I’m not a big fan of SUV’s but in Nepal a large four-wheel-drive vehicle actually makes sense. The road passes through rural country and busy villages; traffic alternately easy and harrowing. The passing lorries are elaborately painted with pictures of gods, flowers, and strange beasts, set off with ornamental grille work also elaborately painted, and often sporting banners flying from the fenders. These ornaments help take your mind off how very closely they pass on the narrow road clinging to the mountain side – art at work!
The Chetri Sisters Guest House is friendly and comfy, though not as isolated as the pix on the website would have you think. It was full of other trekkers, either families planning to trek together or other groups of women.
Although the 3 sisters started out as a service devoted to women trekkers on the well-established Annapurna circuit, the slower pace, moderate burdens, and nightly accomodations have attracted families and other groups which include men – they have even added a couple of male tour guides to the staff (who also enjoy the benefit of the humane load limits imposed by 3 Sisters management).
Pokhara is a tourist town, with all the tourist ameniteis including souvenir shops, ATMs, and restaurants of every persuasion.
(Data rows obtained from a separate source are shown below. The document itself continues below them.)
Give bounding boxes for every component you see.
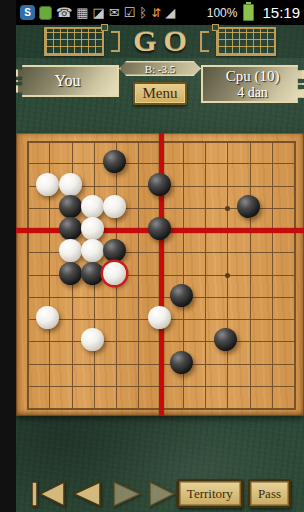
go-board[interactable] [16,133,304,416]
menu-button[interactable]: Menu [133,82,187,105]
star-point [225,273,230,278]
stone-black [59,195,82,218]
stone-white [59,173,82,196]
star-point [225,206,230,211]
stone-black [148,173,171,196]
territory-button[interactable]: Territory [177,479,243,508]
action-buttons: Territory Pass [177,479,291,508]
battery-percent: 100% [207,6,238,20]
score-estimate: B: -3.5 [119,61,201,76]
stone-black [148,217,171,240]
stone-black [59,262,82,285]
player-right-plaque: Cpu (10) 4 dan [201,65,304,103]
nav-forward-button[interactable] [108,480,145,508]
menu-label: Menu [143,85,178,102]
territory-label: Territory [187,486,233,502]
stone-black [59,217,82,240]
status-bar: S☎▦◪✉☑ᛒ⇵◢ 100% 15:19 [16,0,304,25]
stone-white [103,195,126,218]
player-right-name: Cpu (10) [201,68,304,85]
sim-toolkit-icon: ▦ [76,6,88,19]
player-left-name: You [55,72,81,90]
traffic-icon: ⇵ [151,7,161,19]
stone-white [36,173,59,196]
stone-black [81,262,104,285]
score-text: B: -3.5 [145,63,176,75]
grid-vline [250,142,251,409]
stone-white [81,239,104,262]
battery-widget-icon [39,6,52,20]
call-forward-icon: ☎ [56,6,72,19]
skype-icon: S [20,5,35,20]
grid-vline [272,142,273,409]
stone-white [59,239,82,262]
status-icons: S☎▦◪✉☑ᛒ⇵◢ [20,5,203,20]
gallery-icon: ◪ [93,6,105,19]
tasks-icon: ☑ [124,6,136,19]
signal-icon: ◢ [165,6,175,19]
stone-black [237,195,260,218]
pass-label: Pass [258,486,281,502]
move-navigation [30,480,184,508]
stone-white [81,328,104,351]
app-title: GO [16,24,304,58]
app-screen: S☎▦◪✉☑ᛒ⇵◢ 100% 15:19 GO You Cpu (10) 4 d… [16,0,304,512]
nav-first-button[interactable] [30,480,67,508]
stone-black [170,351,193,374]
stone-black [170,284,193,307]
nav-back-button[interactable] [69,480,106,508]
stone-white [81,195,104,218]
stone-white [148,306,171,329]
email-icon: ✉ [109,6,120,19]
clock: 15:19 [262,4,300,21]
bluetooth-icon: ᛒ [139,6,147,19]
grid-vline [205,142,206,409]
pass-button[interactable]: Pass [248,479,291,508]
player-right-rank: 4 dan [201,85,304,101]
stone-white [81,217,104,240]
stone-white [103,262,126,285]
battery-icon [243,4,254,21]
player-left-plaque: You [16,65,119,97]
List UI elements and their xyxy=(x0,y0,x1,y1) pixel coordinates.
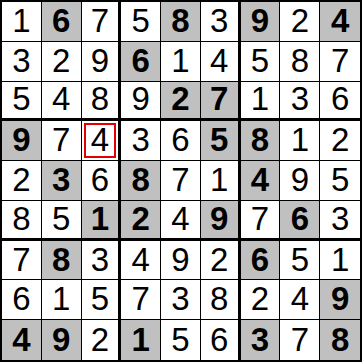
cell-r2c1[interactable]: 3 xyxy=(2,42,42,82)
cell-r4c2[interactable]: 7 xyxy=(42,121,82,161)
cell-digit: 2 xyxy=(251,282,269,315)
cell-r4c9[interactable]: 2 xyxy=(320,121,360,161)
cell-digit: 7 xyxy=(251,202,269,235)
cell-r5c6[interactable]: 1 xyxy=(201,161,241,201)
cell-r6c1[interactable]: 8 xyxy=(2,201,42,241)
cell-r9c2[interactable]: 9 xyxy=(42,320,82,360)
cell-digit: 6 xyxy=(91,163,109,196)
cell-r9c9[interactable]: 8 xyxy=(320,320,360,360)
cell-digit: 7 xyxy=(210,82,228,115)
cell-r5c4[interactable]: 8 xyxy=(121,161,161,201)
cell-digit: 8 xyxy=(331,323,349,356)
cell-digit: 1 xyxy=(331,243,349,276)
cell-digit: 7 xyxy=(132,282,150,315)
cell-r6c5[interactable]: 4 xyxy=(161,201,201,241)
cell-digit: 3 xyxy=(171,282,189,315)
cell-digit: 1 xyxy=(291,123,309,156)
cell-digit: 2 xyxy=(52,44,70,77)
cell-r5c9[interactable]: 5 xyxy=(320,161,360,201)
cell-digit: 3 xyxy=(291,82,309,115)
cell-r9c5[interactable]: 5 xyxy=(161,320,201,360)
cell-r6c3[interactable]: 1 xyxy=(82,201,122,241)
cell-digit: 6 xyxy=(52,4,70,37)
cell-digit: 1 xyxy=(210,163,228,196)
cell-digit: 5 xyxy=(331,163,349,196)
cell-r3c9[interactable]: 6 xyxy=(320,82,360,122)
cell-r1c5[interactable]: 8 xyxy=(161,2,201,42)
cell-r8c3[interactable]: 5 xyxy=(82,280,122,320)
cell-r3c2[interactable]: 4 xyxy=(42,82,82,122)
cell-digit: 5 xyxy=(52,202,70,235)
cell-digit: 5 xyxy=(210,123,228,156)
cell-digit: 9 xyxy=(91,44,109,77)
cell-digit: 8 xyxy=(91,82,109,115)
cell-digit: 4 xyxy=(171,202,189,235)
cell-r7c3[interactable]: 3 xyxy=(82,241,122,281)
cell-r8c8[interactable]: 4 xyxy=(280,280,320,320)
cell-r9c8[interactable]: 7 xyxy=(280,320,320,360)
cell-r3c5[interactable]: 2 xyxy=(161,82,201,122)
cell-r6c7[interactable]: 7 xyxy=(241,201,281,241)
cell-digit: 1 xyxy=(91,202,109,235)
cell-digit: 7 xyxy=(52,123,70,156)
cell-r8c4[interactable]: 7 xyxy=(121,280,161,320)
cell-r6c4[interactable]: 2 xyxy=(121,201,161,241)
cell-digit: 2 xyxy=(291,4,309,37)
cell-digit: 5 xyxy=(171,323,189,356)
cell-r8c5[interactable]: 3 xyxy=(161,280,201,320)
cell-digit: 8 xyxy=(12,202,30,235)
cell-digit: 3 xyxy=(91,243,109,276)
cell-digit: 9 xyxy=(52,323,70,356)
cell-digit: 9 xyxy=(251,4,269,37)
cell-digit: 5 xyxy=(251,44,269,77)
cell-r3c6[interactable]: 7 xyxy=(201,82,241,122)
cell-r9c4[interactable]: 1 xyxy=(121,320,161,360)
cell-r9c6[interactable]: 6 xyxy=(201,320,241,360)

We ate lunch down by Fewa Lake along with several other women who will be traveling with us for the first two nights, shared a bit of a beer and chat. Celebrated view of lake surrounded by snowy peaks invisible; instead we had a foggy Chinese-y landscape of gray lake and gray sky and darker gray foothills swimming out of the mist. (Can you spot the hills in this picture?) We returned to a mandatory orientation meeting with our guides-to-be, a presentation on Empowering Women of Nepal (3 sisters NGO), and a dinner of the Nepalese national dish, dal bhaat – rice, lentil soup, curried stew (sometimes this includes meat, sometimes not) and a pickled vegetable. (Watch out for little pebbles in the lentil soup!) We went to bed to the sound of rain pounding on the roof and gushing down the gutters – hoping this augurs clear weather for tomorrow.